Prompt Patent Approval Spurs Startup Growth
Approval of a startup's first patent application is associated with higher growth in sales and employment, more innovation, and a greater likelihood of going public.
Prompt patent approvals are associated with greater job and sales growth and higher investor returns at startup firms, Joan Farre-Mensa, Deepak Hegde, and Alexander Ljungqvist find in The Bright Side of Patents (NBER Working Paper No. 21959). Delays in approval substantially hurt a startup's growth prospects, and reduce not just jobs and sales growth but also follow-on innovation and the probability of going public or being bought.
The researchers analyze newly released data on patent applications approved or rejected by the U.S. Patent and Trademark Office. Studying 45,817 first-time patent applications filed by U.S. startups since 2001, they find that approval of a first patent is associated with a 36 percentage-point increase in a firm's employment growth and a 51 percentage-point increase in sales over the following five years. The firm's ability to innovate also improves. Startups whose applications are approved receive 49 percent more subsequent patents and 26 percent more citations per patent.

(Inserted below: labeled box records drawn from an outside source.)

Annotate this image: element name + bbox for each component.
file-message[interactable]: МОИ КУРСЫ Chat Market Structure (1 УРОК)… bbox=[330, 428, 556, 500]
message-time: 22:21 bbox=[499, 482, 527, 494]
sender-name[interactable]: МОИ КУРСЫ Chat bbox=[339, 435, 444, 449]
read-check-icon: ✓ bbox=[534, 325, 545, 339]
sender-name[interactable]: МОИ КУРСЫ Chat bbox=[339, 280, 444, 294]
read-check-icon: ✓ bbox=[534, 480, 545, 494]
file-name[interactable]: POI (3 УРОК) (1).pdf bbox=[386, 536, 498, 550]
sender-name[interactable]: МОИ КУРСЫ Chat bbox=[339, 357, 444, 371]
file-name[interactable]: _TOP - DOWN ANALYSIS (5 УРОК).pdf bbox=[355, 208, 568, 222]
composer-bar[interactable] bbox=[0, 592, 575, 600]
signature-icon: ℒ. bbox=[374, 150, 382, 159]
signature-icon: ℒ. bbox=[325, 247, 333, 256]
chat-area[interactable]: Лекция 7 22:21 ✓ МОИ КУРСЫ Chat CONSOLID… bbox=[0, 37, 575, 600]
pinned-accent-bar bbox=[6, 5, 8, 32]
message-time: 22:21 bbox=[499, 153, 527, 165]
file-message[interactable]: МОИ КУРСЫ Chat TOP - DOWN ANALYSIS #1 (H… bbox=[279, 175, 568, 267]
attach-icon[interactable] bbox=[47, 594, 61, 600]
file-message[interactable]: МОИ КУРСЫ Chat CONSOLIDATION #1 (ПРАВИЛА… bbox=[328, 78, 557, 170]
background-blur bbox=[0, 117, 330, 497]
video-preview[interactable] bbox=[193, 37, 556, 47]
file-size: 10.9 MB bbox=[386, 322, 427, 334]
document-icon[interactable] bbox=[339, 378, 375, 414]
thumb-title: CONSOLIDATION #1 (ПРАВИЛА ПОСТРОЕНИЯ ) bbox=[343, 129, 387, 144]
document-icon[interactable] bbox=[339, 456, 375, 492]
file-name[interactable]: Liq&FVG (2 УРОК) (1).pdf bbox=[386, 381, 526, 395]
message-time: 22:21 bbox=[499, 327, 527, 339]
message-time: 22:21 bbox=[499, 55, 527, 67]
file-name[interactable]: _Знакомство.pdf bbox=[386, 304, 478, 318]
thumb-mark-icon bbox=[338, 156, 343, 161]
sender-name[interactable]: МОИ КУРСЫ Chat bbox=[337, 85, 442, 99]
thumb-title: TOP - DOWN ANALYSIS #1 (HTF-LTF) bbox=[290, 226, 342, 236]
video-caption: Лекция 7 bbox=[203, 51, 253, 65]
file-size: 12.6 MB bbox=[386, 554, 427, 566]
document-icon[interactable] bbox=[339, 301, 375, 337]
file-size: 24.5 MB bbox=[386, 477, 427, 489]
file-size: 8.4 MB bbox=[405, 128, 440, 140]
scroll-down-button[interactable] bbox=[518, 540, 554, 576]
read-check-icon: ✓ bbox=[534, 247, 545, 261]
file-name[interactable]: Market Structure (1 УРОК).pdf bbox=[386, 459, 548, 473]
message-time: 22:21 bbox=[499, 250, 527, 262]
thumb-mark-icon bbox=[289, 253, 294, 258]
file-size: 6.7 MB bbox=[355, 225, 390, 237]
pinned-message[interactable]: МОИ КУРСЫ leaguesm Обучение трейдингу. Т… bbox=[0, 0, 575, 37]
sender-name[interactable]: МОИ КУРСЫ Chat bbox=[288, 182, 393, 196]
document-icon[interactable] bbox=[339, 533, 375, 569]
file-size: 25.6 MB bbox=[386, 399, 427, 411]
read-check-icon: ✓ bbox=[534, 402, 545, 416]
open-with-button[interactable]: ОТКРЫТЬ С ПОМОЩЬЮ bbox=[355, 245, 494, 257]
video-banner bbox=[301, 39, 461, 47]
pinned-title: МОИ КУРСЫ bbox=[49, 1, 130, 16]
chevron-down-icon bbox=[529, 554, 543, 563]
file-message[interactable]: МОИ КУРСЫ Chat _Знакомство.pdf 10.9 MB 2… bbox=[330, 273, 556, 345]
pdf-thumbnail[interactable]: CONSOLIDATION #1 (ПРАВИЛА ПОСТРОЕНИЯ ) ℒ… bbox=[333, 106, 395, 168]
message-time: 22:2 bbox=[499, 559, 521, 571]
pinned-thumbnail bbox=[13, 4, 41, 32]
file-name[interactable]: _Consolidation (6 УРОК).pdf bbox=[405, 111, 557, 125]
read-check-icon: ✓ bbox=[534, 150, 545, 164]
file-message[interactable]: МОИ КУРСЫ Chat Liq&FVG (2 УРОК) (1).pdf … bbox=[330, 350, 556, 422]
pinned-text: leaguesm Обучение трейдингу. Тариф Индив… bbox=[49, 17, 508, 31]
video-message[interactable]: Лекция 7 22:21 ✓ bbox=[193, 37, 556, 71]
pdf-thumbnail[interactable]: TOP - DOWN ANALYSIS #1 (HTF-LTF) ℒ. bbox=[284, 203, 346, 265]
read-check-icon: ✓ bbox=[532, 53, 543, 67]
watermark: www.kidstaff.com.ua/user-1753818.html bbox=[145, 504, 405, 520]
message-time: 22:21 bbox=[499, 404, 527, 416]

Patent approval more than doubles the probability that a startup subsequently goes public. These estimates are derived from a comparison of firms whose patent applications are either randomly rejected or randomly accepted, in the sense that the applications are randomly assigned to a patent examiner who may be either intrinsically harsh or intrinsically lenient.
Delays in approving applications can have a similarly adverse effect on startups as outright rejection. The study finds that every year of delay in reviewing an eventually successful application, caused by administrative factors not related to the quality or complexity of the application, reduces a firm's employment and sales growth over the five years following approval by 21 to 28 percentage points. Such a delay is also associated with a 13 percent reduction in the number of subsequent patents, a seven percent decline in the number of citations per patent, and as much as a 50 percent drop in the probability that the patenting firm goes public. On average, a two-year delay in approval has the same negative impact on a startup's growth and success as outright rejection of the patent application.
"Patent review delays can significantly hamper the success of innovative startups by adversely affecting their ability to raise the capital necessary for their growth," the researchers conclude. "These novel findings highlight the importance of a quick patent review process, particularly in fast-moving industries, to resolve uncertainty surrounding applicants' property rights and their ability to produce patentable innovations."
One reason a patent is good for business is that winning one boosts a startup's probability of attracting venture capital by 53 percent. The startups most likely to benefit from patent approval are those that had raised little or no previous funding, were founded by inexperienced entrepreneurs, were based in areas less likely to attract investors' attention, and were in an information technology business.